Research into Fujitsu’s iris scanning technology and eye gaze tracking work provided additional competitive intelligence. The challenge wasn’t technical feasibility—multiple companies were pursuing similar goals—but rather finding novel combinations and applications not already covered by existing patents.
Concept Document Evolution
Significant effort went into consolidating notes and ideas from the previous six months into a coherent design document for augmented TV concepts.
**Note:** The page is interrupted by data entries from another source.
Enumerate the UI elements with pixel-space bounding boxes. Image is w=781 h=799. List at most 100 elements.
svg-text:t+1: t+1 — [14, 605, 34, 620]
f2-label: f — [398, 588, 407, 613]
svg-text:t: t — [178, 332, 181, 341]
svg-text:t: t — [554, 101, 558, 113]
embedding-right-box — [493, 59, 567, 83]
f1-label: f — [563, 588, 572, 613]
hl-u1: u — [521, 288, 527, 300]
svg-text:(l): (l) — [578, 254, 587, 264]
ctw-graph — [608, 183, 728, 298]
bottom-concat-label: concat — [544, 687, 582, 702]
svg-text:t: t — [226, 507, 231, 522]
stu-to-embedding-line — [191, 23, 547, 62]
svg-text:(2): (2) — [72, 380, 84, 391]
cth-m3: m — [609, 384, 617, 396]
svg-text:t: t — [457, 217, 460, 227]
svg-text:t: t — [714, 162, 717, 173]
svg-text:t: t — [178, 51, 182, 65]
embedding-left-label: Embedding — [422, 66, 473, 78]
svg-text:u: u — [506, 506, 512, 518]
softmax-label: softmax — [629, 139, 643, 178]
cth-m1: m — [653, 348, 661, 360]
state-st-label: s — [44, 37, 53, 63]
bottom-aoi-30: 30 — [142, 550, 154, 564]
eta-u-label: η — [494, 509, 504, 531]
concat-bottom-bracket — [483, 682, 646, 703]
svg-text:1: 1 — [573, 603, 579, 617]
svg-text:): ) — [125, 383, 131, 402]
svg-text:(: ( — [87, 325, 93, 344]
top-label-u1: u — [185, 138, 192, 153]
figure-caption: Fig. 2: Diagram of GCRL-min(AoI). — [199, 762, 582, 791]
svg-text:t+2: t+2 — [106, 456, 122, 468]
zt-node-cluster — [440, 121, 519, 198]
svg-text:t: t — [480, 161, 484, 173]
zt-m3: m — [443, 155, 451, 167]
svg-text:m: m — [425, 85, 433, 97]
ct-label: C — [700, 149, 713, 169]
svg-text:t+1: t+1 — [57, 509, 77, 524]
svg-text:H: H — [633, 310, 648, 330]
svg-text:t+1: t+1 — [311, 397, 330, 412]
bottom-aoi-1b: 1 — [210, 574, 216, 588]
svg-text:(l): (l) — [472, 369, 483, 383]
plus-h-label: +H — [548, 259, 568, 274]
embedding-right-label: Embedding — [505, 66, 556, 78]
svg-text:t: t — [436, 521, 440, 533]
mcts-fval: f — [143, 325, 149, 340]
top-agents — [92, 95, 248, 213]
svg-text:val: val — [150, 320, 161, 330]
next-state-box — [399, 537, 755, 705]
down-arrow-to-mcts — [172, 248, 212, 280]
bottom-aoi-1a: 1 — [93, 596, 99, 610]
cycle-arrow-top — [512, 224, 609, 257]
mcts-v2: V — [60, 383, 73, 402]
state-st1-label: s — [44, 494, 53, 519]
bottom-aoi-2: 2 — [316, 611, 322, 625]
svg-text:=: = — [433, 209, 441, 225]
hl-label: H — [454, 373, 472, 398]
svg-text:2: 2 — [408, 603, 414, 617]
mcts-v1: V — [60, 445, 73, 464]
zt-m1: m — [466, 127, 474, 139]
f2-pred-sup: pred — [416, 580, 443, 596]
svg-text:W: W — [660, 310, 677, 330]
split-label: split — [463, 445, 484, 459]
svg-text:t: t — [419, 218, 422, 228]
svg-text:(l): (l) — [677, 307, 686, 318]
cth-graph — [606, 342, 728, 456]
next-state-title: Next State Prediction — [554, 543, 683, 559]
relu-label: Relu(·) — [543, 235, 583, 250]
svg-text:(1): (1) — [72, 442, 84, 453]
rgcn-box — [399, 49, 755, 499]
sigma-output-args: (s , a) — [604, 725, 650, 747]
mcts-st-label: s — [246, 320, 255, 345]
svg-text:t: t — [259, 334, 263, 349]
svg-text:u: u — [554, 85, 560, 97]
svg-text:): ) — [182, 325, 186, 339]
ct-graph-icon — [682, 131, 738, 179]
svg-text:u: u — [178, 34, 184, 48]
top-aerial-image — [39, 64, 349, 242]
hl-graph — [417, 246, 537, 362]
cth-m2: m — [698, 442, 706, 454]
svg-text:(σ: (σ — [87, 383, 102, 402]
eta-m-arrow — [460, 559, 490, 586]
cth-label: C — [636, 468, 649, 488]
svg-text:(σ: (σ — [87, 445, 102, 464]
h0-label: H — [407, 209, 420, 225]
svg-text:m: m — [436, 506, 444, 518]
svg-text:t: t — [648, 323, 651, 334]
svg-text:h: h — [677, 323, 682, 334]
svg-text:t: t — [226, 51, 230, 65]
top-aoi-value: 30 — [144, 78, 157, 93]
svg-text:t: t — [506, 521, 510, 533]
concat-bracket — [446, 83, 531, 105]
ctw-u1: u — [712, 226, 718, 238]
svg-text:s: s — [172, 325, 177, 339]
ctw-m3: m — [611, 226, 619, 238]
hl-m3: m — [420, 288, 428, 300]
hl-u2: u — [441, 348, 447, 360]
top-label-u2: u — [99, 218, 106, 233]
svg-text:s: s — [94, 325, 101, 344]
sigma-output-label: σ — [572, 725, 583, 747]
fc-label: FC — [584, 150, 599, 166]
The document evolved to encompass:
- Visual touch offset approach for thumb-based interaction on large-screen phones (phablets)
- General architecture supporting N audiovisual devices, N augmenters, N displays, and N input surfaces in a room with N people
- Retrofitting visual touch UI for existing audiovisual devices through augmentation layers
- Eye gaze combined with visual touch for enhanced region-of-interest interaction
Design Drawing Development
Mockups were created for design drawings covering various visual touch scenarios and use cases. These drawings needed to communicate complex interaction concepts visually for patent applications, technical documentation, and potential partner presentations. A summary document was prepared for submission to a graphic artist to produce professional renderings.
Culling less commercially viable concepts from the documentation forced prioritization—which ideas offered the clearest paths to market, and which represented interesting research directions that should be deferred. This editing process brought focus to what could realistically be developed and commercialized with limited resources.


Google Project Soli Research
Google’s announcement of Project Soli—using radar for gesture recognition—prompted immediate investigation. The technology could potentially serve as an input mechanism for visual touch remote concepts. An innovative approach emerged: using visual touch data as a calibration mechanism for the radar’s machine learning pipeline, combining the strengths of both sensing technologies.
The insight was that visual touch provides ground truth data about hand and finger positions that could train radar-based gesture recognition systems. This represented a potential integration pathway between visual touch concepts and Google’s emerging interaction technology.
Trademark Challenges
Discussions with patent attorneys revealed that “Visual Touchscreens” and variations like “Vizual Touch” were likely untrademarkable—too descriptive of the actual functionality. Simply swapping letters (S for Z) proved insufficient for trademark protection. The recommendation was to develop a distinct brand name with “visual touch” as a tagline.
This legal reality forced thinking about branding strategy separately from technical terminology. The technology could be described as “visual touch” without that phrase serving as the company or product brand.
The month demonstrated progress toward a comprehensive multimodal interaction vision: eye gaze for rapid region identification combined with visual touch for precise interaction, potentially augmented with radar-based gesture recognition. Each technology complemented the others’ limitations, suggesting a path toward more natural and accurate interfaces than any single approach could provide.